The history and the future of our nation tells us that, as we consider integrating such technology into their transportation systems, community members must be at the table. Our historic transportation policies and investments, fueled by structural racism, have saddled communities of color with burdens including longer travel times, higher costs, environmental damage and illness. And, as we move toward a future in which by 2040, the U.S. will be a majority people of color nation, in order to realize a vision of healthy communities and shared prosperity, we must ensure that community has voice and agency in shaping the way we move through our neighborhoods, cities and regions.

The findings from Wait, who’s Driving this Thing? are a reminder that when it comes to transportation, we should embrace the “curb-cut effect”1. Curb cuts in sidewalks were originally developed to accommodate people in wheelchairs, but they benefit a broad swath of people. This concept can be applied in other areas of infrastructure (or the built environment): the most vulnerable transportation users should be the focus for the plans that are developed to integrate autonomous vehicle technology in cities. Simply put, the priorities of the most vulnerable communities should drive transportation policy and planning in our cities.

A national coalition of more than 100 groups dedicated to advancing racial equity into transportation policy, the Transportation Equity Caucus has developed a set of principles that can be used to consider the benefits and harms of automated vehicle (AV) deployment:

Create affordable transportation options for all people.

The cost of using AV for daily travel must be accessible for all incomes, particularly if they are to be an extension of the public transportation system.

Ensure fair access to quality jobs, workforce development and contracting opportunities in the transportation industry.

Jobs and contracts that come from the growth of AV must be accessible to workers and firms who have historically been shut out, namely people of color and people with disabilities.
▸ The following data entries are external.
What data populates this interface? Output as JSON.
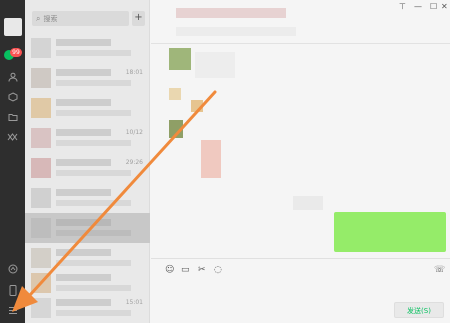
{
  "nav": {
    "badge_count": "99",
    "icons": [
      "chat-icon",
      "contacts-icon",
      "favorites-icon",
      "folder-icon",
      "moments-icon",
      "mini-program-icon",
      "phone-icon",
      "menu-icon"
    ]
  },
  "chat_list": {
    "search_placeholder": "搜索",
    "add_label": "+",
    "rows": [
      {
        "time": ""
      },
      {
        "time": "18:01"
      },
      {
        "time": ""
      },
      {
        "time": "10/12"
      },
      {
        "time": "29:26"
      },
      {
        "time": ""
      },
      {
        "time": ""
      },
      {
        "time": ""
      },
      {
        "time": ""
      },
      {
        "time": "15:01"
      }
    ]
  },
  "window": {
    "pin_label": "⊤",
    "minimize_label": "—",
    "maximize_label": "☐",
    "close_label": "✕"
  },
  "composer": {
    "send_label": "发送(S)"
  },
  "colors": {
    "sidebar": "#2e2e2e",
    "accent_green": "#07c160",
    "bubble_green": "#95ec69",
    "arrow_orange": "#f08a3c"
  }
}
Economic security and new work opportunities should be prioritized for people working in sectors that will be eliminated due to AV deployment.

Promote, healthy, safe and inclusive communities.

Just like there are food deserts, there are transportation innovation deserts. Many communities of color are the last ones to have access to on-demand rides, bikes, and scooters. As AV is deployed, it is important to assess the spatial distributions of affordable transportation options using a racial equity lens.

Invest equitably and focus on results.

It is important to ensure that bias is not embedded in the computer algorithms that drive automated vehicle technology, and that rigorous data privacy regulations, which are currently lacking, are put in place. To ensure equitable outcomes, people of color and people with disabilities must be co-designers of the deployment of AV in cities.

Let’s take the wisdom from this report and chart a new course for urban mobility that is centered on ensuring that our most vulnerable in society can benefit from transportation innovation.